“Who the hell are you talking to?” he barked.
“Anna!” I said, rather hysterically. “She wants me to get down and dirty with her and Creed, but Creed said it’d be strictly no homo, but that if our dicks touched on accident, that would be okay.”
“I am in my office,” Anna hissed at me.
“Put it on speaker,” Otter demanded.
I did, because he was using that tone of voice that made me want to climb him like a fucking tree.
“Anna?”
“Oliver. I am not—”
“There will be no threesome with Bear.”
“I didn’t—”
“Unless you pay me for it first.”
“What!” I squeaked. “Are you pimping me out?”
“Two hundred for the night.”
“Huh,” Anna said. “That’s… unsurprisingly affordable.”
“I hate you both so goddamn much.”
Otter kissed me deeply, then left the room, whistling as he carried another box toward the kitchen.
“This is why we can’t have other friends,” I said mournfully. “Because no one understands just how incestuous this family is.”
“You think Otter would be into it?” Anna asked.
“Shut. Up.”
“Moving on. Repayment.”
“Right.”
“So, I hear there’s going to be an opening at the middle school this fall….”

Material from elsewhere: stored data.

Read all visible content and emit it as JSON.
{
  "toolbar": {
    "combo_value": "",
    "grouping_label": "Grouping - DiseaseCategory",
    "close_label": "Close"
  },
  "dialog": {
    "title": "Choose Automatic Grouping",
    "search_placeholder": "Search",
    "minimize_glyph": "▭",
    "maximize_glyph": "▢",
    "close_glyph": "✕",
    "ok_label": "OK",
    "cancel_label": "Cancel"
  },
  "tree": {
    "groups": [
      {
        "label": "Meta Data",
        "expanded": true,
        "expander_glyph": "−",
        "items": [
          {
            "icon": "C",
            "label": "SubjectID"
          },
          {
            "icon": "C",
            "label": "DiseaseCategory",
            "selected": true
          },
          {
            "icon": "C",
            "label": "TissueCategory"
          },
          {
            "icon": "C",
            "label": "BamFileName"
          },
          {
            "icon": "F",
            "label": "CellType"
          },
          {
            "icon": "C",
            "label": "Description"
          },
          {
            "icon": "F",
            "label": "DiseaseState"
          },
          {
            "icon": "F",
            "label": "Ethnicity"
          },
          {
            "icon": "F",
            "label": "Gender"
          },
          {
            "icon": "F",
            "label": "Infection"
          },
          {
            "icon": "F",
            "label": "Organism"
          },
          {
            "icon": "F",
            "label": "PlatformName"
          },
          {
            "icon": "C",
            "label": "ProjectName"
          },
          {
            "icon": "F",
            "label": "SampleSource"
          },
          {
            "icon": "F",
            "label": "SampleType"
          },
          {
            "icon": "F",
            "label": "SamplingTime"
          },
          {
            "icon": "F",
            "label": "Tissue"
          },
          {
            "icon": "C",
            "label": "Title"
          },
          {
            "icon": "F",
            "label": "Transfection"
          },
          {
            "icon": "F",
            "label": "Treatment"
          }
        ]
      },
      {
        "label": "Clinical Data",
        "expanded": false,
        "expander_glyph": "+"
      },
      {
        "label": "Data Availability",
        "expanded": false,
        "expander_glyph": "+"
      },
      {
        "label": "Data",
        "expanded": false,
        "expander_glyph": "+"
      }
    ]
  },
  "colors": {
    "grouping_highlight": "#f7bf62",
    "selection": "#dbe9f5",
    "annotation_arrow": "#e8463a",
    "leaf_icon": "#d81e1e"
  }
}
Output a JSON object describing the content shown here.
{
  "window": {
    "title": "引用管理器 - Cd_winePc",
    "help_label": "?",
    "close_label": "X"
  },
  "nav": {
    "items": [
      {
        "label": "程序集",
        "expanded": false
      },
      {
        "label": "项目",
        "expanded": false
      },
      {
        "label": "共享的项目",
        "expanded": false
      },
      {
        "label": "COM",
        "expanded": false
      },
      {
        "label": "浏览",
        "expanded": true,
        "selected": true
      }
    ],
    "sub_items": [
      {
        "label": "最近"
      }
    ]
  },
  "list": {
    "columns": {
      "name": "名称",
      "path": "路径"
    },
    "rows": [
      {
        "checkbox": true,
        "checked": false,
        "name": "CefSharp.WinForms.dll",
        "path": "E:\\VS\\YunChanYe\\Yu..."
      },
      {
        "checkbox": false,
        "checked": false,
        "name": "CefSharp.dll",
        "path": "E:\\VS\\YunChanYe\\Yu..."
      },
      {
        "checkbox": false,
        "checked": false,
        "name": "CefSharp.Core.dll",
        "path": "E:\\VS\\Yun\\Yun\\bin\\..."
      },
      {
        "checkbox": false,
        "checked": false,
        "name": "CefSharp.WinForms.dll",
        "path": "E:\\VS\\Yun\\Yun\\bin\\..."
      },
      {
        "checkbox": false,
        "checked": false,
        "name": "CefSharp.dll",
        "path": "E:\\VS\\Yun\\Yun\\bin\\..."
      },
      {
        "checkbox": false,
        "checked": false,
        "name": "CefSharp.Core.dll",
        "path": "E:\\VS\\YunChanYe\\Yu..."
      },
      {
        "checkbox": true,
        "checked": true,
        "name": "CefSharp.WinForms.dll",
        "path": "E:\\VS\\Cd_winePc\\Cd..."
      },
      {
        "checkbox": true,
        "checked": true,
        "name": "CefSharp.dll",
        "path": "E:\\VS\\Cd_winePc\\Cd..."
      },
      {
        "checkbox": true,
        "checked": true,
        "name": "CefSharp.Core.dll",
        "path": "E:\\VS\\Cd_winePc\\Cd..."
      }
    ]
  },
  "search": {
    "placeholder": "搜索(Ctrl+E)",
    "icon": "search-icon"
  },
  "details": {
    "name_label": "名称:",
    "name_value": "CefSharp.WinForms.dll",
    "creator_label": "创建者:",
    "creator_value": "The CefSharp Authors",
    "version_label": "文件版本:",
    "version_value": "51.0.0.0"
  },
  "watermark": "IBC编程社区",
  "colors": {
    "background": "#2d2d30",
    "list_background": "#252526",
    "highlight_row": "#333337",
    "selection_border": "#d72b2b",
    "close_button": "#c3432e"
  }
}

THE NIGHT before the movers came, Otter and I were in our bedroom, packing up the last of our possessions. Corey and Ty were at Corey’s apartment, doing the same. Most of Corey’s stuff would be sent on down to Arizona to his friend Sandy’s house, where he’d be living after he spent time with us in Seafare. This was the last night in the house. Tomorrow night we’d be in a hotel before we started the cross-country trip back to Oregon.
Music was playing low off Otter’s phone, and even though we had so much more to do, we were sitting side by side against the bed, legs spread out in front of us, his hand clasped over mine, his thumb rubbing mine. Each of us held a beer, the condensation dripping onto our laps. It was quiet, quieter than it’d been in a week.
It was good. Strange, but good.
And because he always seemed to know what I was thinking, he said, “It’s weird, right?”
“What’s that?” I asked, turning my head toward him. I kissed his bare shoulder once, liking the taste of clean sweat.
“Everything all packed up. Going back.”
“Good weird or bad weird?”
“Good weird, I think. It’s not bad. It’s just… all this stuff, you know? Our whole lives are in these boxes. Everything we own. And yet, even if it all disappeared, we’d still be okay.”
I laughed quietly. “No one believes me when I tell them you’re a softie.”